Nierentransplantation: Immunologische Prinzipien und Immunsuppression

Eine Transplantatabstoßung ist definiert als eine Gewebeschädigung, die durch die Effektorfunktionen der Fremderkennung hervorgerufen wird und so zur Schädigung des Transplantates führt. Die Transplantatabstoßung entsteht als ein Zusammenspiel antigenabhängiger und antigenunabhängiger Faktoren. Um Abstoßungsreaktionen und damit einen Organverlust zu vermeiden, muss bei allen Empfängern eines Fremdorgans dauerhaft eine Immunsuppression durchgeführt werden. Eine optimale immunsuppressive Therapie nach allogener Nierentransplantation ist noch nicht etabliert. Die Immunsuppression wird je nach Komorbiditäten, immunsuppressiver Effektivität bzw. Nebenwirkungen und Komplikationen im Verlauf bei jedem Patienten individuell angepasst.

Einleitung

Das menschliche Immunsystem besteht aus einer angeborenen, unspezifischen Immunität sowie einer erlernten, spezifischen Immunität. Die angeborene Immunität bekämpft Pathogene durch eine unspezifische Rekrutierung von Makrophagen, Neutrophilen und natürlichen Killerzellen sowie die Sekretion bzw. Aktivierung von Zytokinen, zellulären Rezeptoren und des Komplementsystems. Die erlernte Immunität erkennt spezifische Antigene, bekämpft diese selektiv und geht mit einer späteren Gedächtnisfunktion einher. T-Zellen erkennen hierbei spezifisch durch MHC(„major histocompatibility complex“)-Proteine präsentierte Antigene, während B-Zellen über Immunglobulinrezeptoren Antigene erkennen.

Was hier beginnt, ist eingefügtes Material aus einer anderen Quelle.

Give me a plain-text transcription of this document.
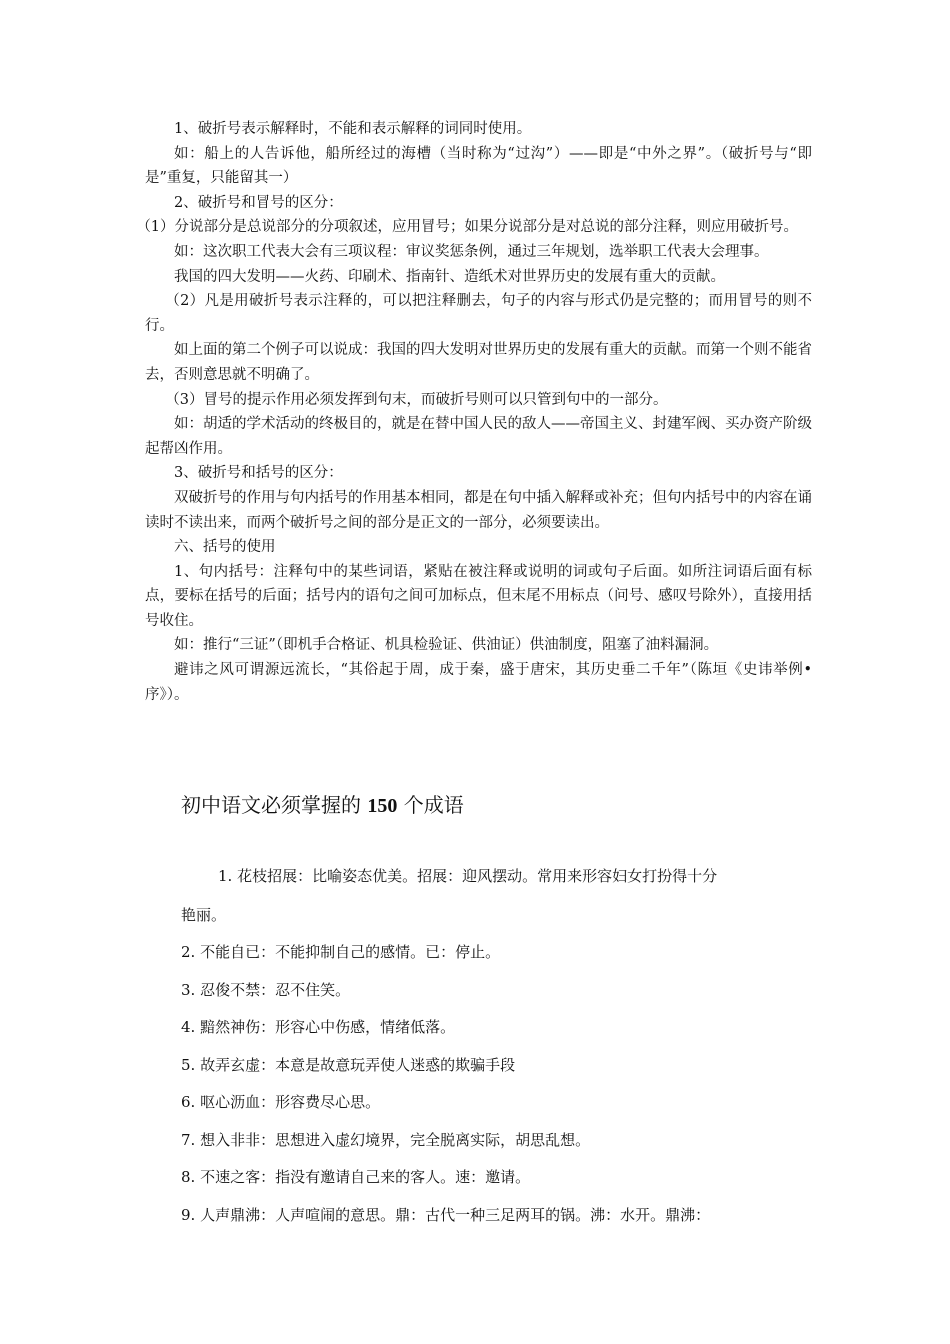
1、破折号表示解释时，不能和表示解释的词同时使用。

如：船上的人告诉他，船所经过的海槽（当时称为“过沟”）——即是“中外之界”。（破折号与“即是”重复，只能留其一）

2、破折号和冒号的区分：

（1）分说部分是总说部分的分项叙述，应用冒号；如果分说部分是对总说的部分注释，则应用破折号。

如：这次职工代表大会有三项议程：审议奖惩条例，通过三年规划，选举职工代表大会理事。

我国的四大发明——火药、印刷术、指南针、造纸术对世界历史的发展有重大的贡献。

（2）凡是用破折号表示注释的，可以把注释删去，句子的内容与形式仍是完整的；而用冒号的则不行。

如上面的第二个例子可以说成：我国的四大发明对世界历史的发展有重大的贡献。而第一个则不能省去，否则意思就不明确了。

（3）冒号的提示作用必须发挥到句末，而破折号则可以只管到句中的一部分。

如：胡适的学术活动的终极目的，就是在替中国人民的敌人——帝国主义、封建军阀、买办资产阶级起帮凶作用。

3、破折号和括号的区分：

双破折号的作用与句内括号的作用基本相同，都是在句中插入解释或补充；但句内括号中的内容在诵读时不读出来，而两个破折号之间的部分是正文的一部分，必须要读出。

六、括号的使用

1、句内括号：注释句中的某些词语，紧贴在被注释或说明的词或句子后面。如所注词语后面有标点，要标在括号的后面；括号内的语句之间可加标点，但末尾不用标点（问号、感叹号除外），直接用括号收住。

如：推行“三证”（即机手合格证、机具检验证、供油证）供油制度，阻塞了油料漏洞。

避讳之风可谓源远流长，“其俗起于周，成于秦，盛于唐宋，其历史垂二千年”（陈垣《史讳举例•序》）。

初中语文必须掌握的 150 个成语
1. 花枝招展：比喻姿态优美。招展：迎风摆动。常用来形容妇女打扮得十分
艳丽。
2. 不能自已：不能抑制自己的感情。已：停止。
3. 忍俊不禁：忍不住笑。
4. 黯然神伤：形容心中伤感，情绪低落。
5. 故弄玄虚：本意是故意玩弄使人迷惑的欺骗手段
6. 呕心沥血：形容费尽心思。
7. 想入非非：思想进入虚幻境界，完全脱离实际，胡思乱想。
8. 不速之客：指没有邀请自己来的客人。速：邀请。
9. 人声鼎沸：人声喧闹的意思。鼎：古代一种三足两耳的锅。沸：水开。鼎沸：
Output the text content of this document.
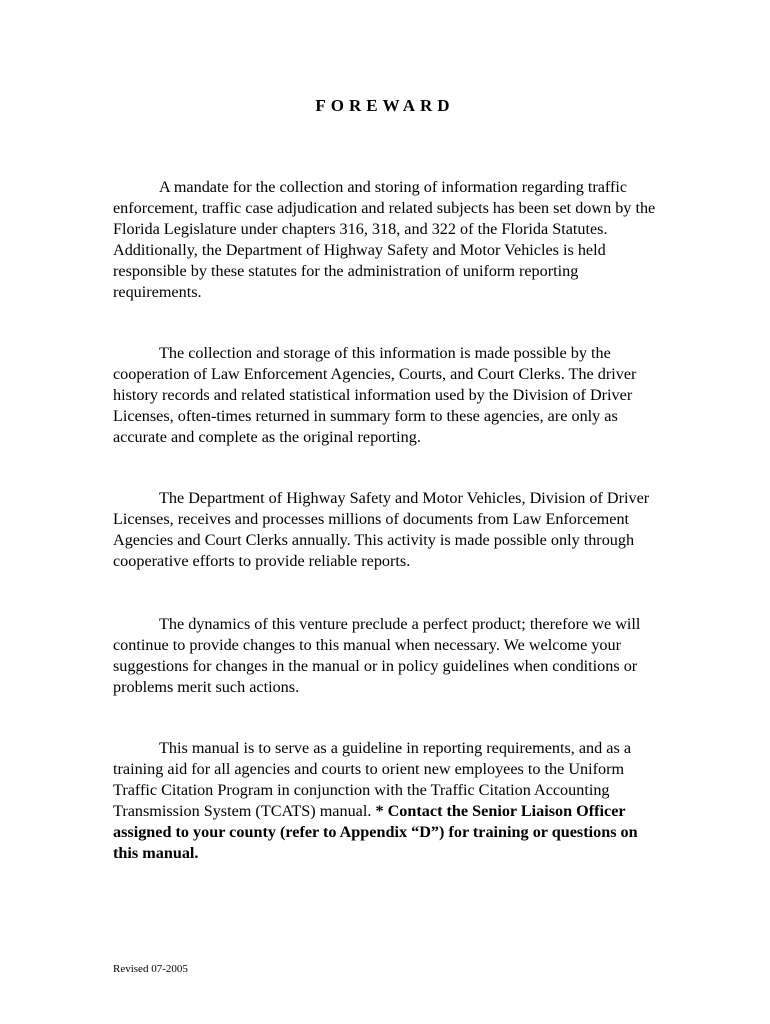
FOREWARD

A mandate for the collection and storing of information regarding traffic enforcement, traffic case adjudication and related subjects has been set down by the Florida Legislature under chapters 316, 318, and 322 of the Florida Statutes. Additionally, the Department of Highway Safety and Motor Vehicles is held responsible by these statutes for the administration of uniform reporting requirements.

The collection and storage of this information is made possible by the cooperation of Law Enforcement Agencies, Courts, and Court Clerks. The driver history records and related statistical information used by the Division of Driver Licenses, often-times returned in summary form to these agencies, are only as accurate and complete as the original reporting.

The Department of Highway Safety and Motor Vehicles, Division of Driver Licenses, receives and processes millions of documents from Law Enforcement Agencies and Court Clerks annually. This activity is made possible only through cooperative efforts to provide reliable reports.

The dynamics of this venture preclude a perfect product; therefore we will continue to provide changes to this manual when necessary. We welcome your suggestions for changes in the manual or in policy guidelines when conditions or problems merit such actions.

This manual is to serve as a guideline in reporting requirements, and as a training aid for all agencies and courts to orient new employees to the Uniform Traffic Citation Program in conjunction with the Traffic Citation Accounting Transmission System (TCATS) manual. * Contact the Senior Liaison Officer assigned to your county (refer to Appendix “D”) for training or questions on this manual.

Revised 07-2005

Major-Histokompatibilitätskomplex (MHC)

Beim MHC handelt es sich um hoch polymorphe Gene, die auf dem kurzen Arm des Chromosoms 6 liegen. Die Proteinprodukte dieser Gene werden auf der Oberfläche einer Vielzahl verschiedener Zelltypen exprimiert. Dieses System wird beim Menschen „human leucocyte antigen“(HLA)-System genannt und stellt die wichtigste Komponente der Transplantatabstoßung dar. Organe, die zwischen HLA-identischen Individuen (z. B. eineiigen Zwillingen) transplantiert werden, werden immer angenommen, während Organe MHC-differenter Individuen ohne Immunsuppression unwiderruflich abgestoßen würden.
Die Proteinprodukte der MHC-Gene werden in die Klassen I und II eingeteilt. Klasse-I-MHC-Moleküle präsentieren zytoplasmatische Peptide der gleichen Zelle oder intrazytoplasmatischer Parasiten, vor allem Viren, an CD8-positive Zellen, die diese dann lysieren bzw. Apoptose induzieren. Klasse-I-Moleküle werden auf allen Zelltypen mit Ausnahme von Erythrozyten exprimiert. Im Bereich der Klasse-I-Moleküle unterscheidet man die Subtypen A, B und C mit jeweils vielen hundert bisher bekannten Polymorphismen. MHC-Klasse-II-Moleküle binden vor allem extrazelluläre, exogene Peptide und präsentieren sie auf ihrer Oberfläche. Sie werden konstitutiv nur auf dendritischen Zellen, Makrophagen und B-Zellen exprimiert. Endothel- und Epithelzellen können jedoch MHC-Klasse-II-Proteine als Antwort auf proinflammatorische Zytokine exprimieren. Hier unterscheidet man die Subtypen DP, DQ und DR. Für den Bereich der Transplantation scheinen vor allem die HLA-A-, HLA-B- und HLA-DR-Antigene von Bedeutung zu sein, da eine fehlende Übereinstimmung in diesen Bereichen mit Rejektionen assoziiert ist. Ein besonders gutes Match in sechs dieser sechs Antigene führt zu einem Überlebensvorteil für das Transplantat von 10 % nach 10 Jahren (Opelz 1997).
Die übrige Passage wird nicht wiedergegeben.